The discovery of clearly intentional patterning on fragments of red ochre from the Blombos Cave (at ca 70 000 BP) is interesting when discussing the origins of symbolic expression. But it is entirely different in character, and very much simpler than the cave paintings and the small carved sculptures which accompany the Upper Palaeolithic of France and Spain (and further east in Europe) after 40 000 BP.[….]
It is important to remember that what is often termed cave art—the painted caves, the beautifully carved ‘Venus’ figurines—was during the Palaeolithic (i.e. the Pleistocene climatic period) effectively restricted to one developmental trajectory, localized in western Europe. It is true that there are just a few depictions of animals in Africa from that time, and in Australia also. But Pleistocene art was effectively restricted to Franco-Cantabria and its outliers.
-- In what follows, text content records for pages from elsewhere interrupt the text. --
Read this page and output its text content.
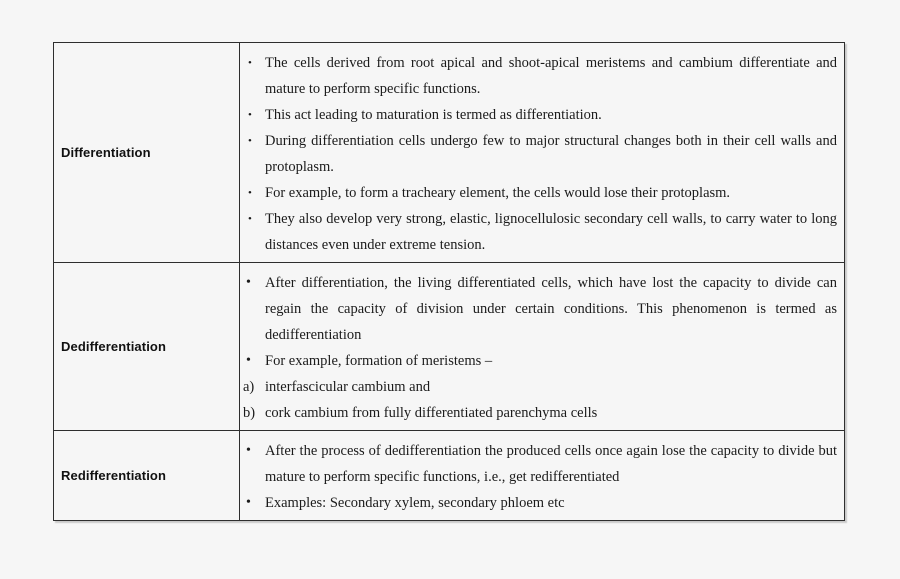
Differentiation
• The cells derived from root apical and shoot-apical meristems and cambium differentiate and mature to perform specific functions.
• This act leading to maturation is termed as differentiation.
• During differentiation cells undergo few to major structural changes both in their cell walls and protoplasm.
• For example, to form a tracheary element, the cells would lose their protoplasm.
• They also develop very strong, elastic, lignocellulosic secondary cell walls, to carry water to long distances even under extreme tension.
Dedifferentiation
• After differentiation, the living differentiated cells, which have lost the capacity to divide can regain the capacity of division under certain conditions. This phenomenon is termed as dedifferentiation
• For example, formation of meristems –
a) interfascicular cambium and
b) cork cambium from fully differentiated parenchyma cells
Redifferentiation
• After the process of dedifferentiation the produced cells once again lose the capacity to divide but mature to perform specific functions, i.e., get redifferentiated
• Examples: Secondary xylem, secondary phloem etc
It was not until towards the end of the Pleistocene period that, in several parts of the world, major changes are seen (but see Gamble (2007) for a more nuanced view, placing more emphasis upon developments in the Late Palaeolithic). They are associated with the development of sedentism and then of agriculture and sometimes stock rearing. At the risk of falling into the familiar ‘revolutionary’ cliché, it may be appropriate to speak of the Sedentary Revolution (Wilson 1988; Renfrew 2007a, ch. 7).[….] Although the details are different in each area, we see a kind of sedentary revolution taking place in western Asia, in southern China, in the Yellow River area of northern China, in Mesoamerica, and coastal Peru, in New Guinea, and in a different way in Japan (Scarre 2005).
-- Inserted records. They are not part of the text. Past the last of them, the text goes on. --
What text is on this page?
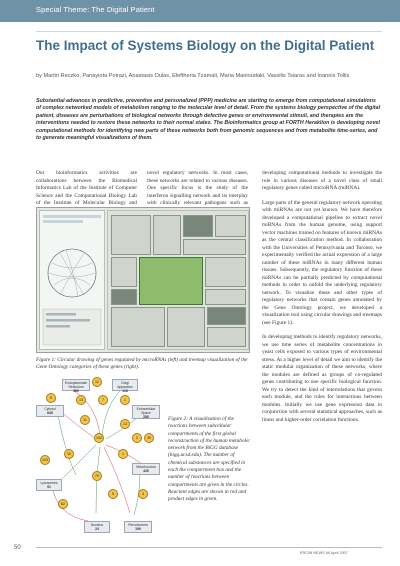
Special Theme: The Digital Patient
The Impact of Systems Biology on the Digital Patient
by Martin Reczko, Panayiota Poirazi, Anastasis Oulas, Eleftheria Tzamali, Maria Manioudaki, Vassilis Tsiaras and Ioannis Tollis
Substantial advances in predictive, preventive and personalized (PPP) medicine are starting to emerge from computational simulations of complex networked models of metabolism ranging to the molecular level of detail. From the systems biology perspective of the digital patient, diseases are perturbations of biological networks through defective genes or environmental stimuli, and therapies are the interventions needed to restore these networks to their normal states. The Bioinformatics group at FORTH Heraklion is developing novel computational methods for identifying new parts of these networks both from genomic sequences and from metabolite time-series, and to generate meaningful visualizations of them.

Our bioinformatics activities are collaborations between the Biomedical Informatics Lab of the Institute of Computer Science and the Computational Biology Lab of the Institute of Molecular Biology and

novel regulatory networks. In most cases, these networks are related to various diseases. One specific focus is the study of the interferon signalling network and its interplay with clinically relevant pathogens such as

developing computational methods to investigate the role in various diseases of a novel class of small regulatory genes called microRNA (miRNA).

Large parts of the general regulatory network operating with miRNAs are not yet known. We have therefore developed a computational pipeline to extract novel miRNAs from the human genome, using support vector machines trained on features of known miRNAs as the central classification method. In collaboration with the Universities of Pennsylvania and Toronto, we experimentally verified the actual expression of a large number of these miRNAs in many different human tissues. Subsequently, the regulatory function of these miRNAs can be partially predicted by computational methods in order to unfold the underlying regulatory network. To visualize these and other types of regulatory networks that contain genes annotated by the Gene Ontology project, we developed a visualization tool using circular drawings and treemaps (see Figure 1).

In developing methods to identify regulatory networks, we use time series of metabolite concentrations in yeast cells exposed to various types of environmental stress. At a higher level of detail we aim to identify the static modular organization of these networks, where the modules are defined as groups of co-regulated genes contributing to one specific biological function. We try to detect the kind of interrelations that govern each module, and the rules for interactions between modules. Initially we use gene expression data in conjunction with several statistical approaches, such as linear and higher-order correlation functions.

Figure 1: Circular drawing of genes regulated by microRNAs (left) and treemap visualization of the Gene Ontology categories of these genes (right).
Endoplasmatic Reticulum
380
Golgi Apparatus
118
Cytosol
845
Extracellular Space
288
Mitochondria
426
Nucleus
24
Lysosomes
91
Peroxisomes
199
12
5	13	7	1
11
102
13
103
1
10
79
62
5
2	35
4
Figure 2: A visualization of the reactions between subcellular compartments of the first global reconstruction of the human metabolic network from the BiGG database (bigg.ucsd.edu). The number of chemical substances are specified in each the compartment box and the number of reactions between compartments are given in the circles. Reactant edges are shown in red and product edges in green.
50
ERCIM NEWS 69 April 2007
Weil (2014) paints a picture of African development in 1500, both relative to the rest of the world and heterogeneity within the continent itself, using as his indicators population density, urbanization, technological advancement, and political development. Ignoring North Africa, which was generally part of the Mediterranean world, the highest levels of development by many indicators are found in Ethiopia and in the broad swathe of West African countries running from Cameroon and Nigeria eastward along the coast and the Niger river. In this latter region, the available measures show a level of development just below or sometimes equal to that in the belt of Eurasia running from Japan and China, through South Asia and the Middle East, into Europe. Depending on the index used, West Africa was above or below the level of development in the Northern Andes and Mexico. Much of the rest of Africa was at a significantly lower level of development, although still more advanced than the bulk of the Americas or Australia.